Awards and highlights
- First-team FCS All-America (2023); First-team All-CAA (2023); Second-team All-CAA (2022);
- Stats at Pro Football Reference
- Stats at CFL.ca

= Dymere Miller =

American gridiron football player (born 2001)

Dymere Miller (born May 30, 2001) is an American professional football wide receiver for the Toronto Argonauts of the Canadian Football League (CFL). He played college football for the Monmouth Hawks and Rutgers Scarlet Knights.

== Early life ==
Miller was born on May 30, 2001, in Coatesville, Pennsylvania. He attended Coatesville Area High School in Coatesville and finished his high school career at the Salisbury School in Salisbury, Connecticut. In addition to football, Miller ran track helped set Pennsylvania's 4 x 100 relay record.

== College career ==
Miller played college football for the Monmouth Hawks from 2020 to 2023 and Rutgers Scarlet Knights in 2024. He had 168 receptions for 2,387 yards and 17 touchdowns in 34 games for Monmouth. Miller was twice named to the all-conference team, second-team in 2022 and first-team in 2023. He also made the first-team FCS All-America team.

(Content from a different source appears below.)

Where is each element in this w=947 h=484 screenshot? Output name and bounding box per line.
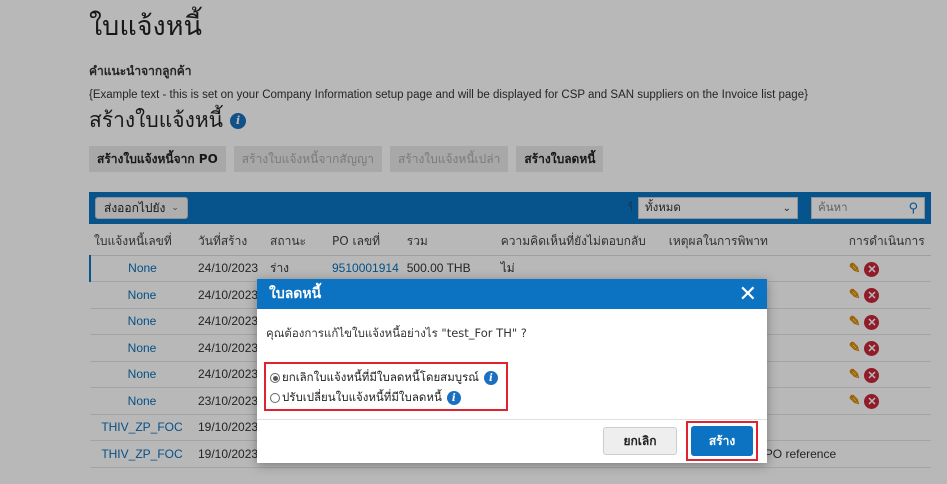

On December 17, 2023, Miller transferred to Rutgers for his final year of eligibility. In 13 games, he had 59 catches for 757 yards and for touchdowns.

== Professional career ==

Pre-draft measurables
| Height | Weight | Arm length | Hand span | Wingspan | 40-yard dash | 10-yard split | 20-yard split | 20-yard shuttle | Three-cone drill | Vertical jump | Broad jump | Bench press |
| 5 ft 11 in (1.80 m) | 181 lb (82 kg) | 32 in (0.81 m) | 8+5⁄8 in (0.22 m) | 6 ft 4+1⁄2 in (1.94 m) | 4.39 s | 1.44 s | 2.54 s | 4.25 s | 6.76 s | 34.5 in (0.88 m) | 10 ft 4 in (3.15 m) | 18 reps |
All values from Pro day

=== New York Jets ===
After not being selected in the 2025 NFL draft, Miller signed with the New York Jets of the National Football League (NFL) as an undrafted free agent. On August 23, he was released by the team.

=== Toronto Argonauts ===
On February 18, 2026, the Toronto Argonauts of the Canadian Football League (CFL) signed Miller. On June 11, he was placed on the reserve roster. On June 25, Miller was signed to the practice roster. He was promoted to the active roster on July 17, and made his first game appearance as the team's return specialist. In his debut, Miller returned four kickoffs for 159 yards and four punts for 34 yards. On July 24, he was placed on the six-game injured list.